Typically, when thinking about viruses, people talk about those in the “lytic cycle.” The lytic cycle begins when a virus first attaches itself and inserts its DNA, or genome, into whatever cell it plans to take over. From here, it begins to deteriorate the host cell’s existing genome, taking over its replication mechanisms. The virus will then begin to replicate both its genome and its proteins until it has assembled many new copies of itself. The cycle finishes by killing the host cell and releasing the new clones, which will then repeat this process until the virus is killed off or the organism dies.
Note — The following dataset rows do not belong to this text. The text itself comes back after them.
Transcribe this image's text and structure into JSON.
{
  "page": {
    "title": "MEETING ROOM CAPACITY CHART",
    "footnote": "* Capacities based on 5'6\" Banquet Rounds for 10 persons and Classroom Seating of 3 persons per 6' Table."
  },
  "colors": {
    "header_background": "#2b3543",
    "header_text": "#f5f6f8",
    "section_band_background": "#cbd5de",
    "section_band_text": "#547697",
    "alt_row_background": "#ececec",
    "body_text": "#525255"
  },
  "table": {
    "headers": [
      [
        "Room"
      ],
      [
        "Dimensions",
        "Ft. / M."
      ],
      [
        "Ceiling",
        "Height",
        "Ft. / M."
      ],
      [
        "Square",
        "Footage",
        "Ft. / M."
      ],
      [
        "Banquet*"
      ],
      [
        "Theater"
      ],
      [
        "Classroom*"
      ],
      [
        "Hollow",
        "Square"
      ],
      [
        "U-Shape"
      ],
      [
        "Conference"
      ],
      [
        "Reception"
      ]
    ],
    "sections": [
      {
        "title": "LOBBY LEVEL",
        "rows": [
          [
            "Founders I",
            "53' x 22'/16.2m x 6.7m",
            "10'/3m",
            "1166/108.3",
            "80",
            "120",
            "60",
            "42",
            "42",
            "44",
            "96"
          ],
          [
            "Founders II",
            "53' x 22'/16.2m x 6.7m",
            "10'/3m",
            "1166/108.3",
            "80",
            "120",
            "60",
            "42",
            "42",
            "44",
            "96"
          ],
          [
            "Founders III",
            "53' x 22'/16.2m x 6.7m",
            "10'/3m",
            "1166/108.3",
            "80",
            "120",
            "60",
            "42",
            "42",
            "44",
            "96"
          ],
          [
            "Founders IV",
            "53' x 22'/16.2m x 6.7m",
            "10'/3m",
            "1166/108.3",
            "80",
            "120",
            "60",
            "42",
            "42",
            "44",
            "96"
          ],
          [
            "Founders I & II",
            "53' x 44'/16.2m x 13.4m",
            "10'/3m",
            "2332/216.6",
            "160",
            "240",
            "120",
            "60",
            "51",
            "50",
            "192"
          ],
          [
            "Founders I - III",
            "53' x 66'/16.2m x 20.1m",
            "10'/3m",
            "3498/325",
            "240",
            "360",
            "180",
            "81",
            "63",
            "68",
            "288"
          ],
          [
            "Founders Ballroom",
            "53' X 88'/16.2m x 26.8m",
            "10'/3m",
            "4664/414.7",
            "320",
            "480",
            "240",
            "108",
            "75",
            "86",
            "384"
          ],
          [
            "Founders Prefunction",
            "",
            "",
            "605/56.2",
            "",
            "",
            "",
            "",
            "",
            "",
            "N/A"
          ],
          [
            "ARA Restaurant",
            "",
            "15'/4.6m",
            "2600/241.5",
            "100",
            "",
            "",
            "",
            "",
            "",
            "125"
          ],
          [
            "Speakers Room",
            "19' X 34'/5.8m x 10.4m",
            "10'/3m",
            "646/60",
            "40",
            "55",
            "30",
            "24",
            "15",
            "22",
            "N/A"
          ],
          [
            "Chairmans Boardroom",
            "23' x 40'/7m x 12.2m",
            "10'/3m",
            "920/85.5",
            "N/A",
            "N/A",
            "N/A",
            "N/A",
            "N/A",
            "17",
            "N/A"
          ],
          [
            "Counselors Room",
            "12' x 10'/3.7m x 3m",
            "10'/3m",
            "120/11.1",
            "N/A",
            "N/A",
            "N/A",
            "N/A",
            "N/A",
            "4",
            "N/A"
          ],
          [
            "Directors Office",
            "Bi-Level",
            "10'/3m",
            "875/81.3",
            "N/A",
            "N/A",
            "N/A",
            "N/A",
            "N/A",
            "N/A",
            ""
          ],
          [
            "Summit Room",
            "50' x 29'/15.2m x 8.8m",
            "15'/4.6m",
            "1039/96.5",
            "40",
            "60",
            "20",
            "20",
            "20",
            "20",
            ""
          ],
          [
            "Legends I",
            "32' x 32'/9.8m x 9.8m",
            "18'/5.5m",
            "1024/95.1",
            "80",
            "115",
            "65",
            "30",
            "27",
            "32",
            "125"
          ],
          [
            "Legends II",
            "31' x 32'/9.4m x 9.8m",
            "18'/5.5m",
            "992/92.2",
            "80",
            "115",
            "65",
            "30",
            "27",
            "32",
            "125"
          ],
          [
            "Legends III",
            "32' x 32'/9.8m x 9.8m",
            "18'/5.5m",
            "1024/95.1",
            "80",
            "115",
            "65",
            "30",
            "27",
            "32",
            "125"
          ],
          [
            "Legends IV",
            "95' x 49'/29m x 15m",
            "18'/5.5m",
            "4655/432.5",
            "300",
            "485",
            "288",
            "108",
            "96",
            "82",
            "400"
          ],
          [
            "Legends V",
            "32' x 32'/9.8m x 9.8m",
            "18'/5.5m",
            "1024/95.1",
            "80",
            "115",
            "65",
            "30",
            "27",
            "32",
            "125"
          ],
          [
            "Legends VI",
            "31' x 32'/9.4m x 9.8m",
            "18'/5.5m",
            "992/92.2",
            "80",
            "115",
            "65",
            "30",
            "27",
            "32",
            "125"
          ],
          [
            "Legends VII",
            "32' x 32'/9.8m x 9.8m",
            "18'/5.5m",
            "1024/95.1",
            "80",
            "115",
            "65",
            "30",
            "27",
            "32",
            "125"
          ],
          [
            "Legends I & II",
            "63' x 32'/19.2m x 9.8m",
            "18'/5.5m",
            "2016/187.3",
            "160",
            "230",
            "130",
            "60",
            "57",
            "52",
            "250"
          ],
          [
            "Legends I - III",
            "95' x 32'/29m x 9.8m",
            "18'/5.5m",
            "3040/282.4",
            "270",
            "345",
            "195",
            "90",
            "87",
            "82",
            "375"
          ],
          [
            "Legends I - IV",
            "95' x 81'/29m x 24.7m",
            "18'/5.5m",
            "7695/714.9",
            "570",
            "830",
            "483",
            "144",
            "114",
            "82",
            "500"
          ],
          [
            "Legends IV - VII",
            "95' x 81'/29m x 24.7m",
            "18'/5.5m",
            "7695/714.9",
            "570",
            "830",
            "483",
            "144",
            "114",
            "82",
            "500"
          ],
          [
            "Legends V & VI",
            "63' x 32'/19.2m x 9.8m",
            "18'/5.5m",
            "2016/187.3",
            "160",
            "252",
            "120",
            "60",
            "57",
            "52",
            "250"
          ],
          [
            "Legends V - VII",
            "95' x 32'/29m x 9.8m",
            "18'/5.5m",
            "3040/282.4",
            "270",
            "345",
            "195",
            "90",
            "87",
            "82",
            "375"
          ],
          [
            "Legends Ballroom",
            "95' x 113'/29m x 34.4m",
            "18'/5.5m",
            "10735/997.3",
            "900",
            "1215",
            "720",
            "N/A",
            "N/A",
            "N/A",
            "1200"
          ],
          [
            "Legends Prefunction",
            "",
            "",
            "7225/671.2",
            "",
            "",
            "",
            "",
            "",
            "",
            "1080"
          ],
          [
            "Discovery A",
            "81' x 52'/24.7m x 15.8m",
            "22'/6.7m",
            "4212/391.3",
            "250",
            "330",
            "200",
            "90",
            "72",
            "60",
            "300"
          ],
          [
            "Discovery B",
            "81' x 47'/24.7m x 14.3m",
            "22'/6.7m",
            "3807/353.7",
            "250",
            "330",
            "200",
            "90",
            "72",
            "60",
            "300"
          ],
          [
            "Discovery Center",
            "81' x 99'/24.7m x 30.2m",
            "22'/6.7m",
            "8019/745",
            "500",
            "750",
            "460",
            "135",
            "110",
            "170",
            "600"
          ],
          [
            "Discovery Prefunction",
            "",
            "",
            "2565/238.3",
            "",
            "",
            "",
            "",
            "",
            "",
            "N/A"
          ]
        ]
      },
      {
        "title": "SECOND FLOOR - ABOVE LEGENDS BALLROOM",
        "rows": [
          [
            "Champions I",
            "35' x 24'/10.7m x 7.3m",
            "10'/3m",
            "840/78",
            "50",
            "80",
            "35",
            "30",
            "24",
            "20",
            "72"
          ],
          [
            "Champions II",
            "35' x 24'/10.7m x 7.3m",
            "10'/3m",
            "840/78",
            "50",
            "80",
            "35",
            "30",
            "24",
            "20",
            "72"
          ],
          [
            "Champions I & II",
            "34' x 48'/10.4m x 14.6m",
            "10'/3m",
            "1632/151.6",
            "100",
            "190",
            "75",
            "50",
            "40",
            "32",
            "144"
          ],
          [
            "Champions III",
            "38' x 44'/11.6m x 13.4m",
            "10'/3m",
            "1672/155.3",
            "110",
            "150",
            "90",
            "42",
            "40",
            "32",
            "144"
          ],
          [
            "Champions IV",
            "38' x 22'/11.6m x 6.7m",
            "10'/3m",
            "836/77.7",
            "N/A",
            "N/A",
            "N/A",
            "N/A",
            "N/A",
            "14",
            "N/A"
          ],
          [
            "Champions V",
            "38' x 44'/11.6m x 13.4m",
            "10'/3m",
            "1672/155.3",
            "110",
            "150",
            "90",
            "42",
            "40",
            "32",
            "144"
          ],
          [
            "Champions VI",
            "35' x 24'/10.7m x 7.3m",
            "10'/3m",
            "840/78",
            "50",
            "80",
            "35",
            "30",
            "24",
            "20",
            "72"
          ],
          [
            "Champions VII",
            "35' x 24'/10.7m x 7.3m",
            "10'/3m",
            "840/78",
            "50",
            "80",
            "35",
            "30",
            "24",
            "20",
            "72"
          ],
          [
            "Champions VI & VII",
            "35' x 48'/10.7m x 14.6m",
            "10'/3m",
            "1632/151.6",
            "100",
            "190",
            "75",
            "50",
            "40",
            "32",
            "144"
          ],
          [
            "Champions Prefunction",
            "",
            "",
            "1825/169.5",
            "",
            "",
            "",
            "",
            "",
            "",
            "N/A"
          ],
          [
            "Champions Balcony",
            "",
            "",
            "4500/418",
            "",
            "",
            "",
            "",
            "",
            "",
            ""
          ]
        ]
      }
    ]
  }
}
But there is another way for viruses to reproduce with the “lysogenic cycle,” which is how vB_HmeY_H4907 replicates. This cycle begins the same way as its counterpart, with the virus attaching to the cell and inserting its DNA. Instead of degrading the original genome, however, the viral DNA is integrated with the cell. This results in the viral genome being replicated alongside the cell, meaning that the host is not killed at the end of the process. However, there is always the chance that a virus can go from being lysogenic to lytic, causing the cell death typically associated with infections.

Why does this matter?

Readers may be thinking, “Why do we care about a virus in one of the most remote locations on earth? It can’t even infect humans!” However, this discovery could lead to a new understanding of microbial life within these extreme environments. Genetic analysis of vB_HmeY_H4907 suggests there is a whole unknown viral family in the deep ocean, as well as evidence of it co-evolving with its host organism. With work in isolating viruses both in deep oceans and polar regions, the team plans to keep searching for new pathogens as, according to Wang, “Extreme environments offer optimal prospects for unearthing novel viruses.”